Mais tout change lorsqu'un compositeur a revu une œuvre sans autoriser, ni même penser, qu'une "première" version serait un jour déterrée par un musicologue ou un musicien. C'est le cas de quelques partitions célèbres comme la Symphonie n° 4 en ré mineur, de Robert Schumann. Devant le peu d'enthousiasme suscité par la création de la première mouture de cette Symphonie en ré mineur, Schumann la transforma dix ans plus tard. L'œuvre prit alors l'appellation de Symphonie n° 4 op. 120 qu'on lui connaît de nos jours. Si Clara Schumann était ravie de ces changements, elle faillit se fâcher sérieusement avec Brahms qui préférait largement l'original à la version retouchée. En écoutant les deux versions, on ne saurait donner tort à Brahms, tant la partition originale (magnifiquement enregistrée par John-Eliot Gardiner et Heinz Holliger) regorge de nouveautés, d'audaces et d'incongruités gommées dans la version définitive. On regrette que Wolfgang Sawallisch qui a laissé une intégrale absolument sans égale, n'ait pas eu connaissance à l'époque de cette première version.

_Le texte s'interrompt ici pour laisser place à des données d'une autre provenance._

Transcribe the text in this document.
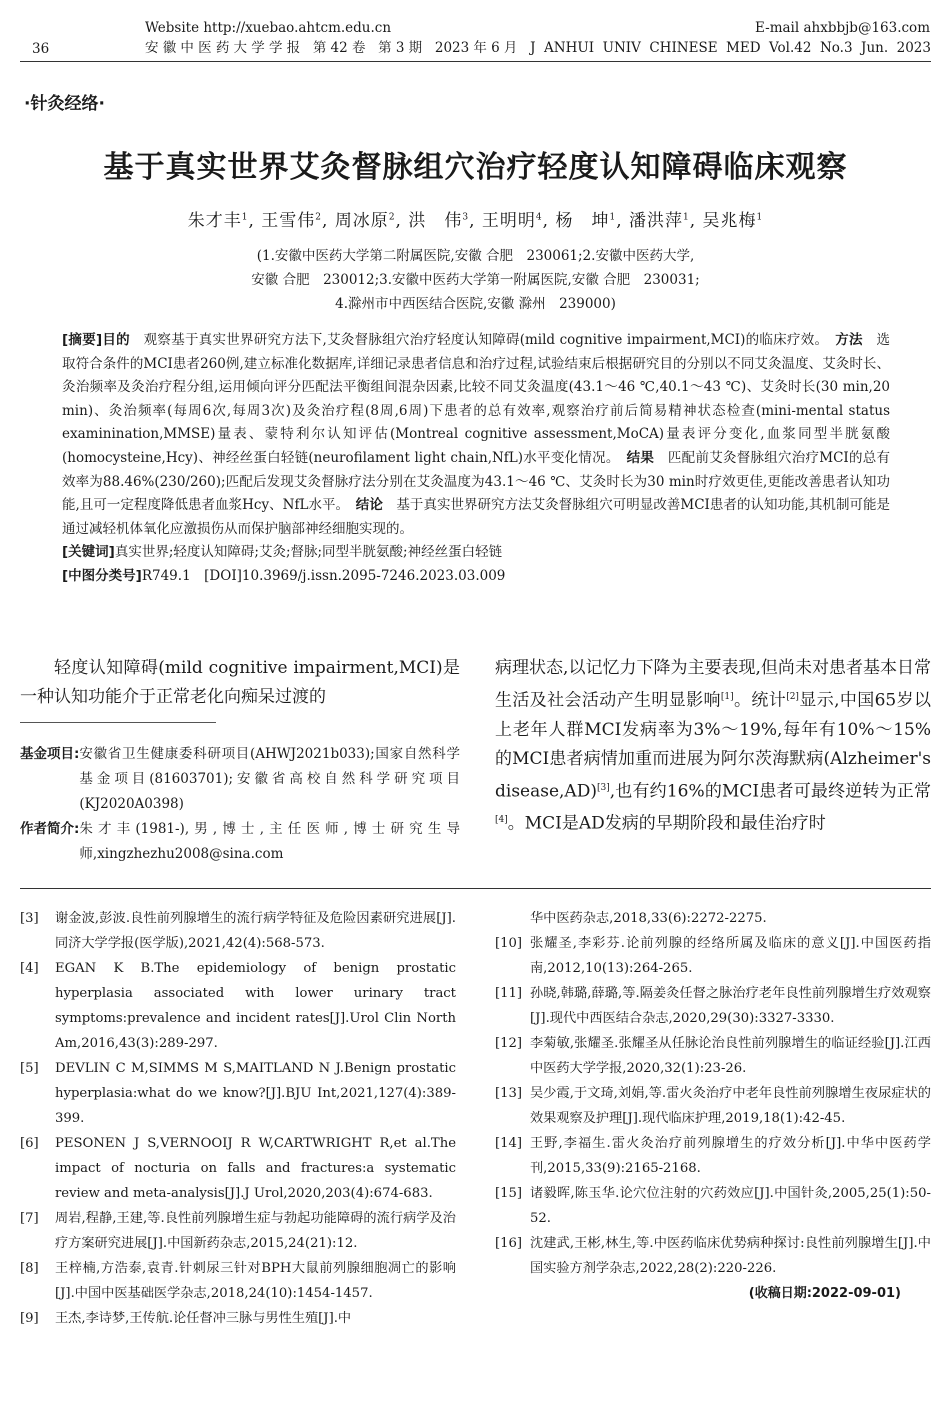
36
Website http://xuebao.ahtcm.edu.cn	E-mail ahxbbjb@163.com
安徽中医药大学学报 第42卷 第3期 2023年6月 J ANHUI UNIV CHINESE MED Vol.42 No.3 Jun. 2023
·针灸经络·
基于真实世界艾灸督脉组穴治疗轻度认知障碍临床观察
朱才丰$^1$, 王雪伟$^2$, 周冰原$^2$, 洪　伟$^3$, 王明明$^4$, 杨　坤$^1$, 潘洪萍$^1$, 吴兆梅$^1$
(1.安徽中医药大学第二附属医院,安徽 合肥　230061;2.安徽中医药大学,
安徽 合肥　230012;3.安徽中医药大学第一附属医院,安徽 合肥　230031;
4.滁州市中西医结合医院,安徽 滁州　239000)
[摘要]目的　 观察基于真实世界研究方法下,艾灸督脉组穴治疗轻度认知障碍(mild cognitive impairment,MCI)的临床疗效。　 方法　 选取符合条件的MCI患者260例,建立标准化数据库,详细记录患者信息和治疗过程,试验结束后根据研究目的分别以不同艾灸温度、艾灸时长、灸治频率及灸治疗程分组,运用倾向评分匹配法平衡组间混杂因素,比较不同艾灸温度(43.1～46 ℃,40.1～43 ℃)、艾灸时长(30 min,20 min)、灸治频率(每周6次,每周3次)及灸治疗程(8周,6周)下患者的总有效率,观察治疗前后简易精神状态检查(mini-mental status examinination,MMSE)量表、蒙特利尔认知评估(Montreal cognitive assessment,MoCA)量表评分变化,血浆同型半胱氨酸(homocysteine,Hcy)、神经丝蛋白轻链(neurofilament light chain,NfL)水平变化情况。　 结果　 匹配前艾灸督脉组穴治疗MCI的总有效率为88.46%(230/260);匹配后发现艾灸督脉疗法分别在艾灸温度为43.1～46 ℃、艾灸时长为30 min时疗效更佳,更能改善患者认知功能,且可一定程度降低患者血浆Hcy、NfL水平。　 结论　 基于真实世界研究方法艾灸督脉组穴可明显改善MCI患者的认知功能,其机制可能是通过减轻机体氧化应激损伤从而保护脑部神经细胞实现的。
[关键词]真实世界;轻度认知障碍;艾灸;督脉;同型半胱氨酸;神经丝蛋白轻链
[中图分类号]R749.1　[DOI]10.3969/j.issn.2095-7246.2023.03.009
轻度认知障碍(mild cognitive impairment,MCI)是一种认知功能介于正常老化向痴呆过渡的
基金项目: 安徽省卫生健康委科研项目(AHWJ2021b033);国家自然科学基金项目(81603701);安徽省高校自然科学研究项目(KJ2020A0398)
作者简介: 朱才丰(1981-),男,博士,主任医师,博士研究生导师,xingzhezhu2008@sina.com
病理状态,以记忆力下降为主要表现,但尚未对患者基本日常生活及社会活动产生明显影响[1]。统计[2]显示,中国65岁以上老年人群MCI发病率为3%～19%,每年有10%～15%的MCI患者病情加重而进展为阿尔茨海默病(Alzheimer's disease,AD)[3],也有约16%的MCI患者可最终逆转为正常[4]。MCI是AD发病的早期阶段和最佳治疗时
[3]	谢金波,彭波.良性前列腺增生的流行病学特征及危险因素研究进展[J].同济大学学报(医学版),2021,42(4):568-573.
[4]	EGAN K B.The epidemiology of benign prostatic hyperplasia associated with lower urinary tract symptoms:prevalence and incident rates[J].Urol Clin North Am,2016,43(3):289-297.
[5]	DEVLIN C M,SIMMS M S,MAITLAND N J.Benign prostatic hyperplasia:what do we know?[J].BJU Int,2021,127(4):389-399.
[6]	PESONEN J S,VERNOOIJ R W,CARTWRIGHT R,et al.The impact of nocturia on falls and fractures:a systematic review and meta-analysis[J].J Urol,2020,203(4):674-683.
[7]	周岩,程静,王建,等.良性前列腺增生症与勃起功能障碍的流行病学及治疗方案研究进展[J].中国新药杂志,2015,24(21):12.
[8]	王梓楠,方浩泰,袁青.针刺尿三针对BPH大鼠前列腺细胞凋亡的影响[J].中国中医基础医学杂志,2018,24(10):1454-1457.
[9]	王杰,李诗梦,王传航.论任督冲三脉与男性生殖[J].中
华中医药杂志,2018,33(6):2272-2275.
[10] 张耀圣,李彩芬.论前列腺的经络所属及临床的意义[J].中国医药指南,2012,10(13):264-265.
[11] 孙晓,韩璐,薛璐,等.隔姜灸任督之脉治疗老年良性前列腺增生疗效观察[J].现代中西医结合杂志,2020,29(30):3327-3330.
[12] 李菊敏,张耀圣.张耀圣从任脉论治良性前列腺增生的临证经验[J].江西中医药大学学报,2020,32(1):23-26.
[13] 吴少霞,于文琦,刘娟,等.雷火灸治疗中老年良性前列腺增生夜尿症状的效果观察及护理[J].现代临床护理,2019,18(1):42-45.
[14] 王野,李福生.雷火灸治疗前列腺增生的疗效分析[J].中华中医药学刊,2015,33(9):2165-2168.
[15] 诸毅晖,陈玉华.论穴位注射的穴药效应[J].中国针灸,2005,25(1):50-52.
[16] 沈建武,王彬,林生,等.中医药临床优势病种探讨:良性前列腺增生[J].中国实验方剂学杂志,2022,28(2):220-226.
(收稿日期:2022-09-01)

Le Trio en si bémol opus 8 que Johannes Brahms (photo ci-dessus) écrivit rapidement à l'âge de 20 ans, en 1854, connaîtra le même sort pour un résultat inverse. La première version est exubérante, décousue, démesurée. Elle fût vite publiée, puis corrigée par Brahms trente-quatre ans plus tard qui déclara lui avoir infligé "un coup de peigne et d'arranger légèrement ses cheveux". En fait le compositeur l'amputa de plus d'un tiers en gardant le matériau thématique de base mais en recomposant pratiquement tout l'ouvrage. Un travail là aussi passionnant, car il a su conserver tout l'esprit juvénile de ce premier jet, tout en sachant concentrer l'écriture en simplifiant la lourde structure originale. Le Trio Oliver Schnyder vient d'enregistrer les Trios de Brahms avec les DEUX versions de l'opus 8 et la confrontation est vraiment saisissante.

Le cas le plus connu reste évidemment celui du corpus des Symphonies que Bruckner ne cessa de remettre sur le métier à la demande d'amis bien encombrants qui ne comprenaient pas grand-chose à l'originalité de sa musique. Le choix des versions est donc compliqué pour le mélomane et de nombreux chefs, et non des moindres, ont longuement hésité avant de choisir une version plutôt qu'une autre.

Depuis quelques années on assiste donc à des exhumations qui, si elles ne remettent pas en question le texte définitif établi par le compositeur, élargissent la connaissance de chefs-d'œuvre que l'on pensait intangibles, comme la première version du Concerto de Mendelssohn par Daniel Hope ou celle du Concerto de Sibelius par Leonidas Kavakos. Alors qu'on a enregistré tout le répertoire, ce champ d'exploration ouvre de nouvelles perspectives aux interprètes curieux et désireux de se démarquer d'une histoire de l'interprétation qui pèse lourdement sur leurs jeunes épaules.